Leo
Quando Ícaro finalmente acordou ainda no hospital com vários aparelhos ligados a ele, foi que consegui relaxar. Nossos olhos se encontraram assim como previ e uma onda de culpa me invadiu.
Ele estava ali por minha causa...
— Leo? — ele sorriu e segurou a minha mão, que estava pousada na cama. — Você está bem?
— Sim.
Ele tentou se mover e logo apertou a minha mão ainda mais, deixando-a vermelha. Seus olhos pediam socorro e eu não sabia o que fazer.
— O que foi, meu amor? Está sentindo alguma dor?
— Leo! — berrou e começou a se contorcer. — Não sinto as minhas pernas.
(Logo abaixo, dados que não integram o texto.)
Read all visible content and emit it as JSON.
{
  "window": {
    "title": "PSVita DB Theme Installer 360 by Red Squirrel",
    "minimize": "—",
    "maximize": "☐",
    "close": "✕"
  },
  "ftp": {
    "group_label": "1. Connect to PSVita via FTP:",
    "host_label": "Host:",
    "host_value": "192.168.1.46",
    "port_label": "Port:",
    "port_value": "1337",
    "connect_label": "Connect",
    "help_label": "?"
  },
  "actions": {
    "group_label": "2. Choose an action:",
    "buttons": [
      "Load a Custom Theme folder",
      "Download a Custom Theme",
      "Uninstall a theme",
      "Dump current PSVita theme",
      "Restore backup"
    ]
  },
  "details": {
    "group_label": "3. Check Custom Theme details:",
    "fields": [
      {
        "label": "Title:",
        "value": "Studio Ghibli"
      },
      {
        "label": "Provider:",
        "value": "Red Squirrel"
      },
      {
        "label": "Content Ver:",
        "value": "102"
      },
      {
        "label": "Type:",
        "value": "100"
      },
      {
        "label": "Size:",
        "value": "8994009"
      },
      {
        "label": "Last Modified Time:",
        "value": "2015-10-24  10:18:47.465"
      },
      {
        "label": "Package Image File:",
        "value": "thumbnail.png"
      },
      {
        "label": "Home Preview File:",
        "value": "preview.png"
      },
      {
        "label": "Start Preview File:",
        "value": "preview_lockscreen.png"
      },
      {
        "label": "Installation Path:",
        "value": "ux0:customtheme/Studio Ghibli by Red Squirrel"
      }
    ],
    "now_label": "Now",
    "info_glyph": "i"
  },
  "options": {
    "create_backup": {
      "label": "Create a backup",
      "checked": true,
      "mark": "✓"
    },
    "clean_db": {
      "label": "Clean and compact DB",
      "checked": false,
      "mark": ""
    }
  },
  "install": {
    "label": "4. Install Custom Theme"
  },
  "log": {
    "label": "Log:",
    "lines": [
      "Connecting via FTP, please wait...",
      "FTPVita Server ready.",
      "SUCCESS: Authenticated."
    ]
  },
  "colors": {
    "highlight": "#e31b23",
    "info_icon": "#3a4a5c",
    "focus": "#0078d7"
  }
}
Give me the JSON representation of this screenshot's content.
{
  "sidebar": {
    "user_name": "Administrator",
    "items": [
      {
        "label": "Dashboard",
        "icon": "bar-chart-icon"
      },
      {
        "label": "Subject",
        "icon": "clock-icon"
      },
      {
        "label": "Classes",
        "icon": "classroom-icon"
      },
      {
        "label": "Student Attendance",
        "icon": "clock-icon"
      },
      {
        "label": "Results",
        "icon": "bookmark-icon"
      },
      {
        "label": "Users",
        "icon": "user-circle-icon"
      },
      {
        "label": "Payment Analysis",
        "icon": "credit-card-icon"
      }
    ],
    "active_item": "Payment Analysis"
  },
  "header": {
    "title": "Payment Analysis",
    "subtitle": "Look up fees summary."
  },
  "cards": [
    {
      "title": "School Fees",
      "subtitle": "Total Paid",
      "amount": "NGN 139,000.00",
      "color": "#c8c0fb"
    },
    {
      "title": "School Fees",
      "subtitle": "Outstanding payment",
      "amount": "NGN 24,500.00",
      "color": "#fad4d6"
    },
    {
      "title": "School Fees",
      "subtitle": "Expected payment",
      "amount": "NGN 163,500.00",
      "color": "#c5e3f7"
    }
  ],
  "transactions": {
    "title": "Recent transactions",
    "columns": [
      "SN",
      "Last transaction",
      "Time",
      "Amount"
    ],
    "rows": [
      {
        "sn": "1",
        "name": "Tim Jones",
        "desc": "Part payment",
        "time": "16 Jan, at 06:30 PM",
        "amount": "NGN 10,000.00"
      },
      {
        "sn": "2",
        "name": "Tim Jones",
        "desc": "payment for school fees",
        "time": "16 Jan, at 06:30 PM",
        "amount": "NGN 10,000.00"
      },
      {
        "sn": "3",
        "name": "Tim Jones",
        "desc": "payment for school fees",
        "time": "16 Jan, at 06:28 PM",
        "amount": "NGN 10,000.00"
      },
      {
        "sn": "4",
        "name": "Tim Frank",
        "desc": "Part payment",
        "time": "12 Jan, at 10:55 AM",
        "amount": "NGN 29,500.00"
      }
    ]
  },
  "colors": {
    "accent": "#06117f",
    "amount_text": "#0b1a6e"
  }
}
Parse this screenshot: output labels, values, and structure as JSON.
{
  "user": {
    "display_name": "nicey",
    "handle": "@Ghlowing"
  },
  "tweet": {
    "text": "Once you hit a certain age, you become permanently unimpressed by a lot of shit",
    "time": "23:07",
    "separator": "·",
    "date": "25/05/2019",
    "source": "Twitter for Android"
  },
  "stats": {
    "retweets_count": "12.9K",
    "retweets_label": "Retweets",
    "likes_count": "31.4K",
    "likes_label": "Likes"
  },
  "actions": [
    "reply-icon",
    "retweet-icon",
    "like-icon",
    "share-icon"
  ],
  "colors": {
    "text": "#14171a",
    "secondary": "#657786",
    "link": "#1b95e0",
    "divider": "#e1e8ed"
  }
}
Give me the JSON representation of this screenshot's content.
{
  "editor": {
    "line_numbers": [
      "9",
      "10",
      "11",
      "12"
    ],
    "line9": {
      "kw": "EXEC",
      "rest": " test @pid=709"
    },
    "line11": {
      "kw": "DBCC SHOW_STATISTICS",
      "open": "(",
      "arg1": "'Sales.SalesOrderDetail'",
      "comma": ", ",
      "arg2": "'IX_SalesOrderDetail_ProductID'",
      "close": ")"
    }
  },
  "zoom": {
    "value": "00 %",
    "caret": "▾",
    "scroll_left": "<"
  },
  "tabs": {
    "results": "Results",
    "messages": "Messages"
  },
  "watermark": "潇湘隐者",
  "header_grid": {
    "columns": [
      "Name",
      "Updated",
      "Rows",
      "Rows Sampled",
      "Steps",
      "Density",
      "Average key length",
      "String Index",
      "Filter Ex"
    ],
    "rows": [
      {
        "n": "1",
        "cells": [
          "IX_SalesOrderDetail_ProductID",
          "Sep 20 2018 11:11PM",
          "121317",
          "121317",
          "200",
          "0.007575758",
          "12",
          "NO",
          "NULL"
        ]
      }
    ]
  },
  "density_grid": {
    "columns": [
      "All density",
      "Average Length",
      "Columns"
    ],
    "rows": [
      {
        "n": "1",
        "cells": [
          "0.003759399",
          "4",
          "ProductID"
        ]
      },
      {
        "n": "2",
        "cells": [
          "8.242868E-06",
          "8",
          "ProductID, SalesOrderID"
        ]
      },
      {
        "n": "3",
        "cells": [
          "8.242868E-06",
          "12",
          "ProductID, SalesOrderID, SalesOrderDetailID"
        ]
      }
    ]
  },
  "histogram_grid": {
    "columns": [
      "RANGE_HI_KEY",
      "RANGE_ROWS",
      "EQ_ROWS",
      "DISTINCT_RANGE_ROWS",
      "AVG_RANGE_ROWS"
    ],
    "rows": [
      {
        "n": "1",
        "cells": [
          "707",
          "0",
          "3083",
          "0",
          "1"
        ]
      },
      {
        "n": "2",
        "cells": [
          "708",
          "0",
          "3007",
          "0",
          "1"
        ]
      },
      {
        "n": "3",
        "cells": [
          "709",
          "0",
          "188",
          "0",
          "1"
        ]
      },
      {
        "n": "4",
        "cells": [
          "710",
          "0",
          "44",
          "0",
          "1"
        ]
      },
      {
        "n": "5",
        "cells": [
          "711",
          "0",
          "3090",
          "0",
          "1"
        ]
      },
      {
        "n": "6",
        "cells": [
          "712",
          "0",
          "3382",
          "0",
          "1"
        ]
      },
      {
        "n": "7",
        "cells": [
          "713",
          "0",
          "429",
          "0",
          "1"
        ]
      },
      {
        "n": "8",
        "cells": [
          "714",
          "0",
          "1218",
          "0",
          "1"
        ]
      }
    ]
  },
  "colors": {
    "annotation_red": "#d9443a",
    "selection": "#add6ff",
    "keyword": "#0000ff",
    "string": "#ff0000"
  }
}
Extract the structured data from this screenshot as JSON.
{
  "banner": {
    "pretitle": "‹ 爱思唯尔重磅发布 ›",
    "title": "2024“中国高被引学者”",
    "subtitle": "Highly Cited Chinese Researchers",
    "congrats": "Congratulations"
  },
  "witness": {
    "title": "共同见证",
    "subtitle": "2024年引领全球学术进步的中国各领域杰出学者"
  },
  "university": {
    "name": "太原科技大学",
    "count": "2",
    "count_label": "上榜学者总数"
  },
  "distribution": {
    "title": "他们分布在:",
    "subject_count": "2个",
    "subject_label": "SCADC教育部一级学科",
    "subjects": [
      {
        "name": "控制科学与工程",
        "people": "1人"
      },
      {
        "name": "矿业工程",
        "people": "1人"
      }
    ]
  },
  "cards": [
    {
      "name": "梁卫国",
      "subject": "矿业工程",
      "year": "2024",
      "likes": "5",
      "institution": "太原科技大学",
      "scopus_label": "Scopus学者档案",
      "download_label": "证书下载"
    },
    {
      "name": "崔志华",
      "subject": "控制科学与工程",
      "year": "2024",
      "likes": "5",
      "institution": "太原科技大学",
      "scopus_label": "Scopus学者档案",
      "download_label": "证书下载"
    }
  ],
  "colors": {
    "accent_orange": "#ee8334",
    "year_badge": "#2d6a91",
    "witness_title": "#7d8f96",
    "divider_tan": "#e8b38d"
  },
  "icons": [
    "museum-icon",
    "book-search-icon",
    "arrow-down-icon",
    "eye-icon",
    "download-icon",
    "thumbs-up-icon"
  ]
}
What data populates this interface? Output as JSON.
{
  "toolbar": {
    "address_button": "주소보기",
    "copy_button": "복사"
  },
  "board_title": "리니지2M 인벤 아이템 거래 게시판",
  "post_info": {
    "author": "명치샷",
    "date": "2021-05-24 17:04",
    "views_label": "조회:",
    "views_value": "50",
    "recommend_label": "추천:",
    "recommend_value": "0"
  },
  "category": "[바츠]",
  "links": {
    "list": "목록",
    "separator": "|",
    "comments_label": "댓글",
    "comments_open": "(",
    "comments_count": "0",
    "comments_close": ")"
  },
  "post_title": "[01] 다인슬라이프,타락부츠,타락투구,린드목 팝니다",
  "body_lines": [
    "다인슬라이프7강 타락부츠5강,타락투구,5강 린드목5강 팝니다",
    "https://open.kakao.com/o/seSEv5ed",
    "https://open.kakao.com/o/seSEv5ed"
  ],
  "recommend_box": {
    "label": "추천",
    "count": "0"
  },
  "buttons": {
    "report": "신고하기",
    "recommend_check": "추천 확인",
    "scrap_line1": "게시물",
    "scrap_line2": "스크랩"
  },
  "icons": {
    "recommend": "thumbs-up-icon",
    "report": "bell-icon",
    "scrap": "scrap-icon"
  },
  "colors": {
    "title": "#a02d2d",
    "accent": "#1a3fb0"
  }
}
— Calma, vou chamar o médico, deve ser temporário — meneei a cabeça. — Ou por causa do machucado, sei lá.
Mas Ícaro não estava ouvindo, puxou a coberta de forma violenta e ficou olhando fixamente para seus pés que não se moviam.
— Eu vou ficar aleijado? — choramingou e começou a puxar as pernas, forçando-a se mover.
Pressionei-o de volta na cama e procurei acalmá-lo conforme eu tentava lidar com a minha culpa que ficava cada mais pesada em meus ombros.
— Doutor! — gritei, com os dentes cerrados. — Venha até aqui por favor.
Ícaro já estava chorando quando o médico retornou, estava batendo na cama enquanto gritava todos os palavrões conhecidos pela humanidade.
— Ele não consegue mexer as pernas — informei, já que Ícaro era incapaz de falar algo, pois estava surtando.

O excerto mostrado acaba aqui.